A strange sequence of sounds: whirring noises, then fizzing, and finally the pattering of water as it falls on children anxiously waiting to cool off in the radiant sun. Shrieks and screams ring out as billowing plumes fall from the sky, bent by the wind.
I visit St. Joseph often. My in-laws live and work there, and we love to visit the beaches and wineries. My wife and I got married there just a month and a half ago, and we can't think of a better place we could have held our wedding. The lake, the beach, the town - they all carry significant memories and meaning for us.
On this particular day, we had decided to visit the pier. The placid blue of the lake and sky were dotted with the fluorescent pinks and lime greens of neon-colored swimwear screeching for attention. As we walked past the fountain, the huge jets came on, and I recognized an opportunity. With a fleeting, partially-exasperated look from my wife, I left her with my film camera and ran into the spray with my Fuji.

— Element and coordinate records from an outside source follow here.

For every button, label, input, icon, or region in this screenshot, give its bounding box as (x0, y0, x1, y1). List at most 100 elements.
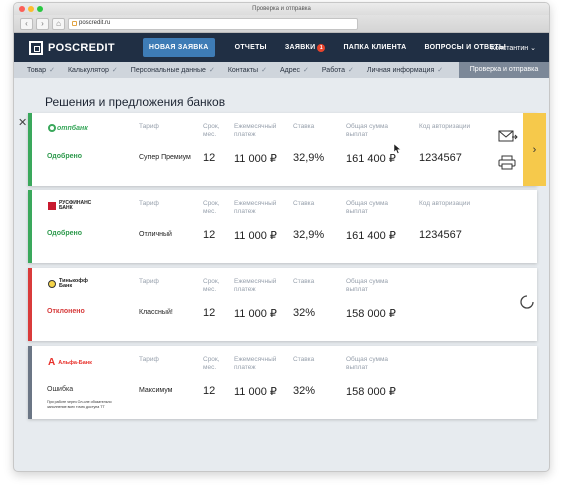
mouse-cursor-icon (394, 144, 401, 154)
menu-client-folder[interactable]: ПАПКА КЛИЕНТА (343, 44, 406, 51)
next-action-panel[interactable]: › (523, 113, 546, 186)
total-label: Общая сумма выплат (346, 356, 389, 371)
alfa-mark-icon: A (48, 357, 56, 368)
step-contacts[interactable]: Контакты ✓ (228, 66, 267, 75)
rate-label: Ставка (293, 200, 315, 207)
step-personal-info[interactable]: Личная информация ✓ (367, 66, 444, 75)
forward-icon[interactable]: › (36, 17, 49, 30)
window-controls (19, 6, 43, 12)
close-window-button[interactable] (19, 6, 25, 12)
offer-total: 158 000 ₽ (346, 386, 396, 398)
offer-card-otp: отпбанк Одобрено Тариф Срок, мес. Ежемеся… (28, 113, 546, 186)
total-label: Общая сумма выплат (346, 278, 389, 293)
tariff-label: Тариф (139, 200, 159, 207)
home-icon[interactable]: ⌂ (52, 17, 65, 30)
offer-status: Одобрено (47, 230, 82, 237)
offer-card-rusfinance: РУСФИНАНС БАНК Одобрено Тариф Срок, мес. … (28, 190, 537, 263)
tinkoff-mark-icon (48, 280, 56, 288)
check-icon: ✓ (111, 67, 118, 74)
back-icon[interactable]: ‹ (20, 17, 33, 30)
offer-status: Отклонено (47, 308, 85, 315)
offer-auth-code: 1234567 (419, 152, 462, 164)
monthly-payment-label: Ежемесячный платеж (234, 123, 277, 138)
offer-term: 12 (203, 385, 216, 397)
offer-monthly-payment: 11 000 ₽ (234, 386, 277, 398)
status-stripe (28, 190, 32, 263)
tariff-label: Тариф (139, 123, 159, 130)
step-work[interactable]: Работа ✓ (322, 66, 354, 75)
menu-requests-label: ЗАЯВКИ (284, 44, 316, 51)
check-icon: ✓ (437, 67, 444, 74)
minimize-window-button[interactable] (28, 6, 34, 12)
bank-logo-otp: отпбанк (48, 124, 88, 132)
bank-logo-alfa: A Альфа-Банк (48, 357, 92, 368)
step-calculator[interactable]: Калькулятор ✓ (68, 66, 118, 75)
step-review-submit[interactable]: Проверка и отправка (459, 62, 549, 78)
offer-auth-code: 1234567 (419, 229, 462, 241)
status-stripe (28, 113, 32, 186)
step-product[interactable]: Товар ✓ (27, 66, 55, 75)
monthly-payment-label: Ежемесячный платеж (234, 200, 277, 215)
check-icon: ✓ (208, 67, 215, 74)
page-title: Решения и предложения банков (45, 95, 226, 109)
offer-monthly-payment: 11 000 ₽ (234, 153, 277, 165)
site-header: POSCREDIT НОВАЯ ЗАЯВКА ОТЧЕТЫ ЗАЯВКИ 1 П… (14, 33, 549, 62)
bank-logo-tinkoff: Тинькофф Банк (48, 278, 88, 289)
offer-monthly-payment: 11 000 ₽ (234, 230, 277, 242)
term-label: Срок, мес. (203, 356, 220, 371)
term-label: Срок, мес. (203, 200, 220, 215)
menu-new-request[interactable]: НОВАЯ ЗАЯВКА (142, 38, 215, 57)
chevron-right-icon: › (532, 143, 537, 156)
lock-icon (72, 21, 77, 26)
rusfinance-mark-icon (48, 202, 56, 210)
printer-icon[interactable] (498, 155, 516, 170)
offer-rate: 32,9% (293, 152, 325, 164)
offer-term: 12 (203, 152, 216, 164)
monthly-payment-label: Ежемесячный платеж (234, 278, 277, 293)
monthly-payment-label: Ежемесячный платеж (234, 356, 277, 371)
address-bar[interactable]: poscredit.ru (68, 17, 358, 30)
window-title: Проверка и отправка (252, 6, 311, 12)
tariff-label: Тариф (139, 278, 159, 285)
menu-requests[interactable]: ЗАЯВКИ 1 (284, 43, 326, 52)
offer-rate: 32,9% (293, 229, 325, 241)
offer-total: 161 400 ₽ (346, 230, 396, 242)
spinner-icon (520, 295, 534, 309)
status-stripe (28, 346, 32, 419)
offer-monthly-payment: 11 000 ₽ (234, 308, 277, 320)
check-icon: ✓ (303, 67, 309, 74)
envelope-arrow-icon[interactable] (498, 130, 518, 143)
offer-tariff: Классный! (139, 309, 173, 316)
requests-count-badge: 1 (317, 43, 326, 52)
step-tabs: Товар ✓ Калькулятор ✓ Персональные данные ✓… (14, 62, 549, 78)
chevron-down-icon: ⌄ (530, 45, 536, 52)
browser-titlebar: Проверка и отправка (14, 3, 549, 15)
offer-tariff: Максимум (139, 387, 173, 394)
offer-tariff: Отличный (139, 231, 172, 238)
menu-reports[interactable]: ОТЧЕТЫ (235, 44, 267, 51)
rate-label: Ставка (293, 278, 315, 285)
term-label: Срок, мес. (203, 278, 220, 293)
offer-actions (498, 130, 518, 170)
status-stripe (28, 268, 32, 341)
site-logo[interactable]: POSCREDIT (29, 40, 115, 55)
auth-code-label: Код авторизации (419, 200, 471, 207)
term-label: Срок, мес. (203, 123, 220, 138)
zoom-window-button[interactable] (37, 6, 43, 12)
close-icon[interactable]: ✕ (18, 116, 27, 129)
user-menu[interactable]: Константин ⌄ (491, 44, 536, 52)
offer-term: 12 (203, 307, 216, 319)
offer-rate: 32% (293, 307, 316, 319)
offer-total: 158 000 ₽ (346, 308, 396, 320)
logo-icon (29, 40, 43, 55)
rate-label: Ставка (293, 123, 315, 130)
offer-term: 12 (203, 229, 216, 241)
step-address[interactable]: Адрес ✓ (280, 66, 309, 75)
main-menu: НОВАЯ ЗАЯВКА ОТЧЕТЫ ЗАЯВКИ 1 ПАПКА КЛИЕН… (142, 38, 524, 57)
step-personal-data[interactable]: Персональные данные ✓ (131, 66, 215, 75)
bank-logo-rusfinance: РУСФИНАНС БАНК (48, 201, 91, 211)
user-name: Константин (490, 45, 529, 52)
offer-tariff: Супер Премиум (139, 154, 191, 161)
check-icon: ✓ (347, 67, 354, 74)
check-icon: ✓ (49, 67, 55, 74)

The weeks since our wedding have been filled with wedding photography. It's been really great work, and I love having Marsie shoot with me as my new assistant, but from time to time it's good to shoot something different. Though we've been to St. Joseph a lot, I always overlooked the fountain.
Photographing something you're familiar with is oddly satisfying. I know the fountain: I've walked around it, looked at it from the bluffs, watched it from Silver Beach Pizza. But the people in the fountain on this day grabbed me. Relaxed from a long weekend, carefree from the sun and water: fountains bring something innocent out in people.
I didn't plan on it, but I'm glad I got a little wet. It's like the fountain left its mark on me: "It's not the same if you don't get wet. Here you go! Now stop worrying and have fun." That little splash was the one perfect, needed ingredient. I left feeling cleansed of my concerns, rested, and joyful.